It is rare that a single article of legislation impacts everybody in business, however this one truly does. If your average work routines incorporate storing or using information pertaining to named individuals, such as clients, suppliers, employees, pretty much anyone, then it's essential to be aware of GDPR. Don’t worry keep reading this simple and easy GDPR guide.
What is The General Data Protection Regulation?
The GDPR, that became official on 25th May 2018, supplies a legal framework for keeping everybody’s personal data safe and secure by necessitating businesses to have resilient procedures in place for managing and storing personal information. Additionally, it was created to safeguard us as individuals from being approached by companies without our explicit permission.
Why does this matter?
The GDPR is more expansive than its forerunner, the Data Protection Act 1998 (DPA 1998), and heralded a surge of new regulations which are considerably different in specific areas, such as:
- A broader definition of ‘personal data’ covering more details than previously.
- Data processors (e.g., accountants managing your payroll records) are legally required conform with the GDPR, while they were not in the past.
- The legal requirement for particular companies to designate data protection officers, accountable for managing the GDPR requirements for record-keeping and data impact evaluations.
- A less difficult process for individuals to claim settlement from a non-compliant company.
- Organisations located outside of the European Union must abide by the rules if they provide goods or services into the European Union.
- When receiving ‘consent’ from individuals, it needs to be expressed and specific. The previous directions required the individual to request to be removed from a mailing list. Now organisations must ask for permission from the beginning.
- An obligation to report data breaches to the Information Commissioner within extremely tight timelines.
- A ‘right to be forgotten’.
- More stringent outcomes for non-compliance.
Who In Your Business Needs to Know?
This is a question of administration, therefore it ought to be on the Board's agenda. Along with operating procedures for marketing department and data handlers. Enterprises might be expected to designate data protection officers and carry out privacy impact assessments. HR, operations, sales, and marketing will need to be involved, and everybody in the organisation who uses data must certainly be aware of how to abide by the rules.

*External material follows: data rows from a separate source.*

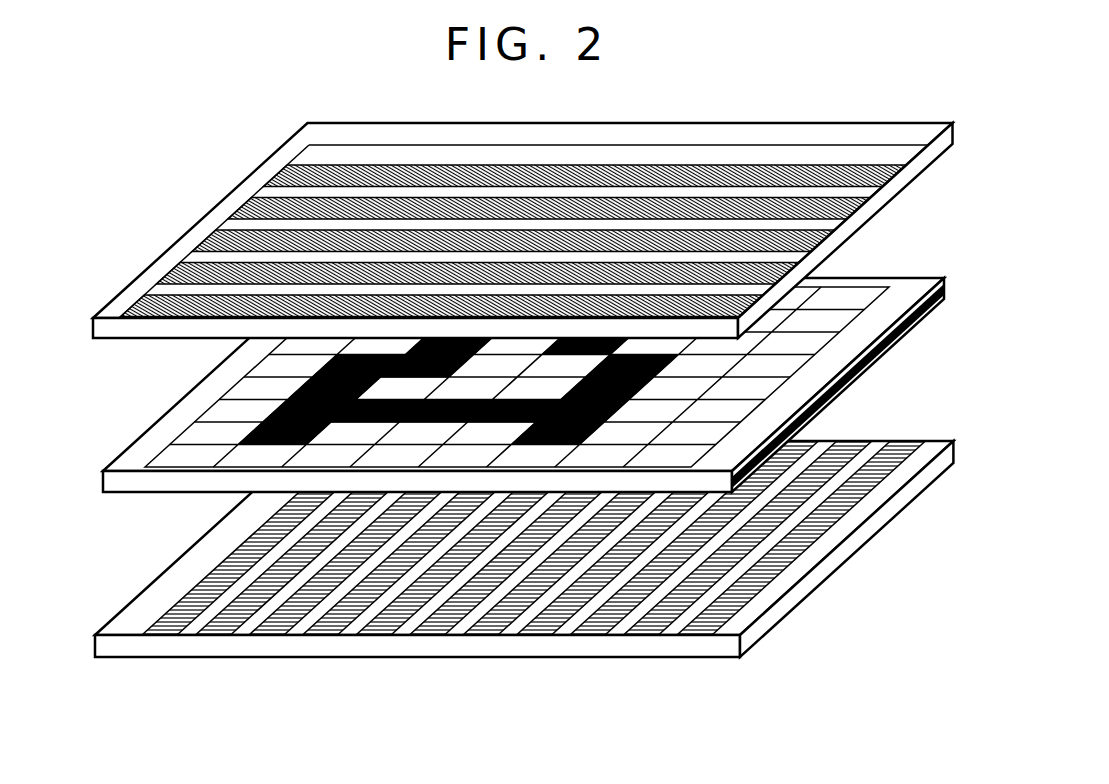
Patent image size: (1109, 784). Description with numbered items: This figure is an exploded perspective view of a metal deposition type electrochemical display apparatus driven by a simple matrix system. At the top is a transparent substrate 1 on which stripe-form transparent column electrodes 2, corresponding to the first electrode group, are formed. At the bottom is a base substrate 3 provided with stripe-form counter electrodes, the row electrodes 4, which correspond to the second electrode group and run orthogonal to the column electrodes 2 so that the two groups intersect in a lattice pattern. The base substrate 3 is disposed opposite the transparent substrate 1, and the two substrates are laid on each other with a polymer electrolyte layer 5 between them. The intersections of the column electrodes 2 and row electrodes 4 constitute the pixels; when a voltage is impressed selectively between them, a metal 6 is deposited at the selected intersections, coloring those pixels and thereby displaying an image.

The transparent substrate 1 is at (880, 123).
The transparent column electrodes 2 is at (913, 178).
The base substrate 3 is at (152, 648).
The row electrodes 4 is at (253, 545).
The polymer electrolyte layer 5 is at (152, 442).
The metal 6 is at (302, 386).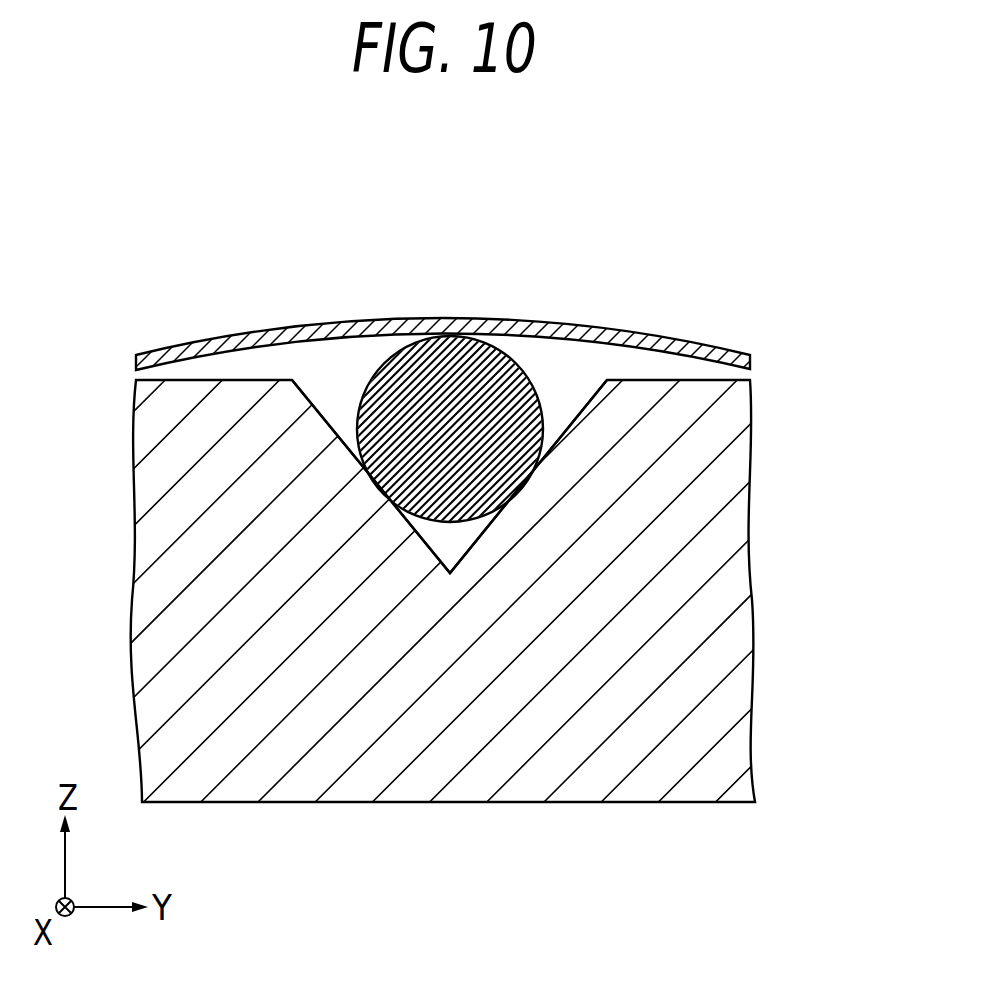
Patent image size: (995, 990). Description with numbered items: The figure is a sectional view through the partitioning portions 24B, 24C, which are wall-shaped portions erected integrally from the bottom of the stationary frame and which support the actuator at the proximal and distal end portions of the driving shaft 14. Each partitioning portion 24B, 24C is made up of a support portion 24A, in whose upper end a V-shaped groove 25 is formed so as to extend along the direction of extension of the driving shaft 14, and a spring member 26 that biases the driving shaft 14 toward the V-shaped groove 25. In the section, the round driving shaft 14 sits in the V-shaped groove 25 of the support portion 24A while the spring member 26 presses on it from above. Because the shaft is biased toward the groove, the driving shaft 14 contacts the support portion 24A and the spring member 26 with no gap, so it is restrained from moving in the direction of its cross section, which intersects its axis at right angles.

Although some sectors are more clearly impacted than others, like those in the marketing sector, consumer facing companies, businesses that trade internationally, those that maintain substantial customer databases, however the GDPR touches all businesses to some extent.
A few things to check on:
Records stored
What personal data do you currently store? Where did it come from and what is it being used for? An information audit may help determine any areas for concern.
Privacy notices
Do your privacy notices (what you use data for) satisfy GDPR requirements? These must be kept under constant review.
Legal Rights
Do your processes cover all the legal rights of an individual, such as how you action a request for information or deletion?
Data storage consent
Does your data collecting and recording consent conform to the GDPR?
Information store on children
Does any information stored on children have parental or guardian consent?
Yikes! Confusing? Worrying? What next?
Please don't panic! While the requirements are significant, making certain all your procedures pertaining to data protection are at a minimum up to date is a great start. Next, conduct a data audit. We can happily help you with this. Moving forward, you need to be planning to make sure that any new business contracts you commit to include suitable compliant data clauses, and any current contracts are revised.